Читаем На островах ГУЛАГа. Воспоминания заключенной полностью

Так оно и оказалось. Был он директором одного из сочинских санаториев, арестован уже несколько дней назад и так же, как я, ничего не взял с собой при аресте, уверенный, что наутро вернется домой. Так же, как меня, его отправляли — куда? Этого ему не сообщили, но он думал, что тоже в Москву. Однако в Ростове мы с ним расстались и больше никогда не встретились.

В Сочи ему разрешили позвонить домой, чтобы жена собрала необходимые вещи. И теперь по перрону к поезду спешила, волнуясь, хорошо одетая и причесанная женщина, едва волоча два громадных чемодана. Она еще издали увидала нашу группу — конвоиров, меня и мужа.

— Гриша, Гришенька, — залепетала она, и частые слезинки закапали с накрашенных ресниц. Она хотела обнять мужа, но конвоир вежливо, но решительно отстранил:

— Не положено, гражданка! Передачу разрешено, а свидания — не положено!

Видя, что кругом собираются любопытные, конвоиры подхватили чемоданы и стали теснить нас к дверям вагона: «Заходите, заходите!»

Мы поднялись, и Григорий Григорьевич — так, кажется, его звали — с площадки вагона прокричал жене:

— Не беспокойся, Натуся, я скоро вернусь! Это просто недоразумение, не беспокойся!

Мы вчетвером заняли целое купе; Григорий Григорьевич до отхода поезда все стоял у окна и теперь уже знаками объяснял жене, чтобы она успокоилась и что он скоро вернется. А она стояла под окном и все вытирала платочком бегущие по щекам слезы.

Конвоиры были молодыми и то ли плохо еще вымуштрованными, то ли и в самом деле сердечные люди попались, только они быстро нарушили «правила» и вскоре разговорились с нами, особенно когда выяснилось, что один из чемоданов Григория Григорьевича набит всякой снедью, да еще какой! Тут были и копченая колбаса, и грудиночка, и жареная курочка, и котлеты, да и бутылочку «столичной» заботливая Натуся не забыла уложить. А на десерт — и яблоки, и груши, и виноград!

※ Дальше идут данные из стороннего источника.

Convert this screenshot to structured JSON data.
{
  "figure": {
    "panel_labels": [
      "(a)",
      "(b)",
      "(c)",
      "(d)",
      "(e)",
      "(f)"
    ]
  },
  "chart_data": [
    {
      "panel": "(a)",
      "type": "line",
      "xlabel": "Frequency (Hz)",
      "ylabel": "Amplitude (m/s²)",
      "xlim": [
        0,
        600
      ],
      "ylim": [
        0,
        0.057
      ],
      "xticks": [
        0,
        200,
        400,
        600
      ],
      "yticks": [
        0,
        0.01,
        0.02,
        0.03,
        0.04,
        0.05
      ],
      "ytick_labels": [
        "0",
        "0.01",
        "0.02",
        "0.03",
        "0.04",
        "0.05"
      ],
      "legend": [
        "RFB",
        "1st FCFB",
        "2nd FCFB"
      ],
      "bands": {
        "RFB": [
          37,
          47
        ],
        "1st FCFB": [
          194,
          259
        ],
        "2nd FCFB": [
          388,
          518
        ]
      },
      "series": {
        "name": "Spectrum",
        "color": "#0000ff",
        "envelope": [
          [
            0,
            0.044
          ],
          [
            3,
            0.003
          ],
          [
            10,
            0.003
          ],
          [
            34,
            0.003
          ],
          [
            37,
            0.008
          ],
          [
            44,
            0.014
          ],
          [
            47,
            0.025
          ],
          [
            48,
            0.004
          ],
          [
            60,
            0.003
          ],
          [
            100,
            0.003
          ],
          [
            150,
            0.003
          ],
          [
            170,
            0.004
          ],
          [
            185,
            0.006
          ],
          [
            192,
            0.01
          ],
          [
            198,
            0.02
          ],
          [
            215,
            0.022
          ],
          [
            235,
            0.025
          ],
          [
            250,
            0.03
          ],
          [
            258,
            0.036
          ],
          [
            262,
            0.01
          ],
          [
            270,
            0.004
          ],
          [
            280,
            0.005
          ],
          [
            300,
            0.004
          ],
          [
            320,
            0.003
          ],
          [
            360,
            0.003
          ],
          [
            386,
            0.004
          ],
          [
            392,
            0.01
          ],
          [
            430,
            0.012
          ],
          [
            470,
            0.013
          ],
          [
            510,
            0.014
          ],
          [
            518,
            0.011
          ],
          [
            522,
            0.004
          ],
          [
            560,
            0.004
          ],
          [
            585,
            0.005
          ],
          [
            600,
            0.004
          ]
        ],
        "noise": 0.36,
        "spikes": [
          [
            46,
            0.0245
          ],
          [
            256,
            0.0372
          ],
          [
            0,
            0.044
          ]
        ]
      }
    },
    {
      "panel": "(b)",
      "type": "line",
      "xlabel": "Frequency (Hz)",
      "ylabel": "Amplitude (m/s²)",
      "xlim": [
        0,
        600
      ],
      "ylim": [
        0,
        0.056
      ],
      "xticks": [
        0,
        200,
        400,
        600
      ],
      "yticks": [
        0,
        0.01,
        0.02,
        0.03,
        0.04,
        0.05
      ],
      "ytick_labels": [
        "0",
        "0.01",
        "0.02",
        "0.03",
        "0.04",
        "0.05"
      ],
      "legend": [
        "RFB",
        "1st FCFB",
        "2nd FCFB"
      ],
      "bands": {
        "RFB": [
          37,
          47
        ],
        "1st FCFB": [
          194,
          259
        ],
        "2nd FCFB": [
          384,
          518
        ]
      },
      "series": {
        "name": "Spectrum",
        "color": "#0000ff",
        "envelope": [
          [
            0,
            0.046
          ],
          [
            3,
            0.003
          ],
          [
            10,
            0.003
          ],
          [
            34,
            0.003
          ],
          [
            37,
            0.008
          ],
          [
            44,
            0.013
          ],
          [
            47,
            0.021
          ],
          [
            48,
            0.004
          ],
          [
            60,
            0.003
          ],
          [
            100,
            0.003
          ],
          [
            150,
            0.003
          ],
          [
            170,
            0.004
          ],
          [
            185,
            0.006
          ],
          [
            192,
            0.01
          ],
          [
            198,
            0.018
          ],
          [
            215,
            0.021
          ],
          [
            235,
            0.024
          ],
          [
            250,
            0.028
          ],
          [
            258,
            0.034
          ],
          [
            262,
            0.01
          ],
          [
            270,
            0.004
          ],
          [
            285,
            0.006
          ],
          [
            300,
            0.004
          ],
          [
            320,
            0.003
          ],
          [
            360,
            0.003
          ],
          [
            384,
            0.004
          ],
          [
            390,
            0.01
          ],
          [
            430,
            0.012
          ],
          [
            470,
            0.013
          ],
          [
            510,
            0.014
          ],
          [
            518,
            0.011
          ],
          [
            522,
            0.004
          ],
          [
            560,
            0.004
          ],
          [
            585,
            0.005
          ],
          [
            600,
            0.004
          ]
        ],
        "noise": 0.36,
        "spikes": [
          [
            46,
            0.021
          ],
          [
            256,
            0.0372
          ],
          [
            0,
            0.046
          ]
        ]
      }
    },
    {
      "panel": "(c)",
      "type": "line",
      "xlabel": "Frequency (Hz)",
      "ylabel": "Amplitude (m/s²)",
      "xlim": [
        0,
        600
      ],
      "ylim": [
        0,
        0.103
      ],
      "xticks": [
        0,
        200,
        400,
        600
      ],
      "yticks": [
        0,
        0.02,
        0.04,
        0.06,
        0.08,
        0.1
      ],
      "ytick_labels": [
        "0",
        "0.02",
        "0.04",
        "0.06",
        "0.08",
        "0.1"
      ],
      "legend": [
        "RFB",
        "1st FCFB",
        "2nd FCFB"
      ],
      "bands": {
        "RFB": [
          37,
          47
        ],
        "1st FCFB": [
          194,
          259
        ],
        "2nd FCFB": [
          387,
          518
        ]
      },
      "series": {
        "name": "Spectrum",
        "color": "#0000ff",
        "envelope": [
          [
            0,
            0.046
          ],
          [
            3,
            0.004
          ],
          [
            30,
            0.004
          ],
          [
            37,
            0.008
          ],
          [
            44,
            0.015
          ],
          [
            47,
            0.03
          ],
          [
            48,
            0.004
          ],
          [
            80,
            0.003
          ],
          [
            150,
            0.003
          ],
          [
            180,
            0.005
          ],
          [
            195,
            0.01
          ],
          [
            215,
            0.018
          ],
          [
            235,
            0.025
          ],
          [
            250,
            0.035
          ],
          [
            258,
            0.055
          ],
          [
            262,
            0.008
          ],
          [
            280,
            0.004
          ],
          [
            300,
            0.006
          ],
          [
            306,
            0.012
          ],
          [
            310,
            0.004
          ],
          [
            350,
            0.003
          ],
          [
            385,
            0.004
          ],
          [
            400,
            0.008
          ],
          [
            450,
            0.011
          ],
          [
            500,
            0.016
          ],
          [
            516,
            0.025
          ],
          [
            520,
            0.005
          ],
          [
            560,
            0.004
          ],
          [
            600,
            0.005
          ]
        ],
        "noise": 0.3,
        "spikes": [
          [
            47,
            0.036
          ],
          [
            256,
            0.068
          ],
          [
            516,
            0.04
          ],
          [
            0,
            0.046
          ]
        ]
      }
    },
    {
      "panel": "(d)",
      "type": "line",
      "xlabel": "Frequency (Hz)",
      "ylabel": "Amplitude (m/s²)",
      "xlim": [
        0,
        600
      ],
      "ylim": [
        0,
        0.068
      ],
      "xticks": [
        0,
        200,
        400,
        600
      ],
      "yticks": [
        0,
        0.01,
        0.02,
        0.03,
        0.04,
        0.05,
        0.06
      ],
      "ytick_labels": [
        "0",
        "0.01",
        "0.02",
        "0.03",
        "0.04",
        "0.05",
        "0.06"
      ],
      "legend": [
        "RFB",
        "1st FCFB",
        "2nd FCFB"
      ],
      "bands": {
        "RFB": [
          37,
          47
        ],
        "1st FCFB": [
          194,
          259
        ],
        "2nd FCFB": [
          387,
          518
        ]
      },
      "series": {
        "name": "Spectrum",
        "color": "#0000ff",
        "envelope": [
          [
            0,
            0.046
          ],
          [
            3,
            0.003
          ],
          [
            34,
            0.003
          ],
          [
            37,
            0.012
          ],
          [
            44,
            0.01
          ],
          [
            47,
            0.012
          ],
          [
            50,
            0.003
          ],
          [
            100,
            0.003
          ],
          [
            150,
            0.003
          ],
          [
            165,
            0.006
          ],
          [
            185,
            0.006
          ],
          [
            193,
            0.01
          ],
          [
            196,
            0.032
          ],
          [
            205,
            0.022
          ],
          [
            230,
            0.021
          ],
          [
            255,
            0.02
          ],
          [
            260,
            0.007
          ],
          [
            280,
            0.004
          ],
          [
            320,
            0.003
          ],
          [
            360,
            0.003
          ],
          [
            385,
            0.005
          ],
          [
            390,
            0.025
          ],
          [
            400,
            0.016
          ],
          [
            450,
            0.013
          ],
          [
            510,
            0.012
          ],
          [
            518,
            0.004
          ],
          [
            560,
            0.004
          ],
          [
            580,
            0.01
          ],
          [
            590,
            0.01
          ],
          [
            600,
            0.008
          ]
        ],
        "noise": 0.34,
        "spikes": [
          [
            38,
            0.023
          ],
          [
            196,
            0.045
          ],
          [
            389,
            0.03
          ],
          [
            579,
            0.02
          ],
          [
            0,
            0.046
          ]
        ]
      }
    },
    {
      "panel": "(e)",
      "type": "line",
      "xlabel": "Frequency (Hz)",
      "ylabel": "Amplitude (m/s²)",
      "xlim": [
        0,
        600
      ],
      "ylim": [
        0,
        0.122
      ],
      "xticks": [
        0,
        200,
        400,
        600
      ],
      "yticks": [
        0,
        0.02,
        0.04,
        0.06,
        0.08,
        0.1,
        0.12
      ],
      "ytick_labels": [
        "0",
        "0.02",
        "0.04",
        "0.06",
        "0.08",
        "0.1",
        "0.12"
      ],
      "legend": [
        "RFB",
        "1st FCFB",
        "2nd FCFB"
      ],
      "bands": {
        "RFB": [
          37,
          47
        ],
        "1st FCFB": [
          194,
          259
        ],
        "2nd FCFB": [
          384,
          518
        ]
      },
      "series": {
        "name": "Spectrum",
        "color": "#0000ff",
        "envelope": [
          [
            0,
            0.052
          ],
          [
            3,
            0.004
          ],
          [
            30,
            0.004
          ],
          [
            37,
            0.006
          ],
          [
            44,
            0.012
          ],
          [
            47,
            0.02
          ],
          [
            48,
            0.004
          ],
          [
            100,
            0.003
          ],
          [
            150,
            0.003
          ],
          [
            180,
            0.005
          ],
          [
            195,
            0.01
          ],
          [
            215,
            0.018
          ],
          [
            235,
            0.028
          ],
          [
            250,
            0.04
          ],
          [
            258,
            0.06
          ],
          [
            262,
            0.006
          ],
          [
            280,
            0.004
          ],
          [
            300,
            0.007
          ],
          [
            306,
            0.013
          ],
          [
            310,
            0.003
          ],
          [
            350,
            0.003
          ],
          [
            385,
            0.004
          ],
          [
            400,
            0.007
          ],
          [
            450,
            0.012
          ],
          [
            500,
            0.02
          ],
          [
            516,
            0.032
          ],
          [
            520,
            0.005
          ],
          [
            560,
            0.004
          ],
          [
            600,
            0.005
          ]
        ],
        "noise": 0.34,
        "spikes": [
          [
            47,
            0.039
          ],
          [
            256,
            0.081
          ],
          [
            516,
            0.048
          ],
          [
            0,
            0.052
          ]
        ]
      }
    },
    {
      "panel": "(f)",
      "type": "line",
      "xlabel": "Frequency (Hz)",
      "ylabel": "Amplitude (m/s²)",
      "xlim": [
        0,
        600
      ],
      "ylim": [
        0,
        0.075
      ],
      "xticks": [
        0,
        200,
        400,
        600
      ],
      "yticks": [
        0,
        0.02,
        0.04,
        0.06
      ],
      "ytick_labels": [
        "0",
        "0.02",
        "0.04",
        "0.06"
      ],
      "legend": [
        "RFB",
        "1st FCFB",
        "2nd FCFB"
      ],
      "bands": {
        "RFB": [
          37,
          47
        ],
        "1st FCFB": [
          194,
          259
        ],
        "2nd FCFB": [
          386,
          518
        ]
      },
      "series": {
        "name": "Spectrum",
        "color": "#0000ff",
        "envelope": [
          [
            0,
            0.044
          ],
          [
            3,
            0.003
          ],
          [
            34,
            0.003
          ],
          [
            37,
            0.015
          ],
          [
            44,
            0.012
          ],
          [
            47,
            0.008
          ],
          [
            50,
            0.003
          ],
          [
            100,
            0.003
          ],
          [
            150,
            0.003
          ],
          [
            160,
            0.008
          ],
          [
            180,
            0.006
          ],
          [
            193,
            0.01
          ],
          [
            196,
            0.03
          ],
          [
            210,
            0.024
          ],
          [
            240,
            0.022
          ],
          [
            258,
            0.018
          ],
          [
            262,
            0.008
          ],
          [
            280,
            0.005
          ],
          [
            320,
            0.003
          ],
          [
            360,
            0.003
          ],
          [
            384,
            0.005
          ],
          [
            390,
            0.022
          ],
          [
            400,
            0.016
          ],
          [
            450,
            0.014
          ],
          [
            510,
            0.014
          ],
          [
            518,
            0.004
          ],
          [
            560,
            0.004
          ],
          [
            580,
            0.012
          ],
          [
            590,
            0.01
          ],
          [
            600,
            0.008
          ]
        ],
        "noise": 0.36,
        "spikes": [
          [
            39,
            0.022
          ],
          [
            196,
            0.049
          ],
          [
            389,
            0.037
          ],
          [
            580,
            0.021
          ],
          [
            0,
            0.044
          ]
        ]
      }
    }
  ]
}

Конечно, вряд ли конвоирам положено выпивать с арестованными, но соблазн был велик, а в купе никого кроме нас. Они, эти молодые парни, от души посочувствовали нам, арестованным по недоразумению, но и успокоили, авторитетно заверив, что уж «там-то» разберутся, что где-где, а уж «там» ошибок не бывает!

— Ежели сволочь какая, шпиен там или вредитель — того, конечно, к стенке, а если человек невиновный — выпустят и обратно на работу предоставят — это уж точно, вы не сумлевайтесь!

Рассказали и про себя, про свои колхозы, где живется нелегко, заработки на трудодни никудышные да и работников в семье мало, ребятня — мал-мала меньше, а они, старшие, только начали военку отбывать. Так незаметно доехали мы до Ростова. Даже в машине, которая за нами приехала, конвоиры продолжали еще дружески болтать, хотя и вполголоса, чтобы шофер не услышал. Только у подъезда Ростовского НКВД они приняли вид и тон вполне официальный и в огромном вестибюле один из них лихо скомандовал: «Приставить ногу!»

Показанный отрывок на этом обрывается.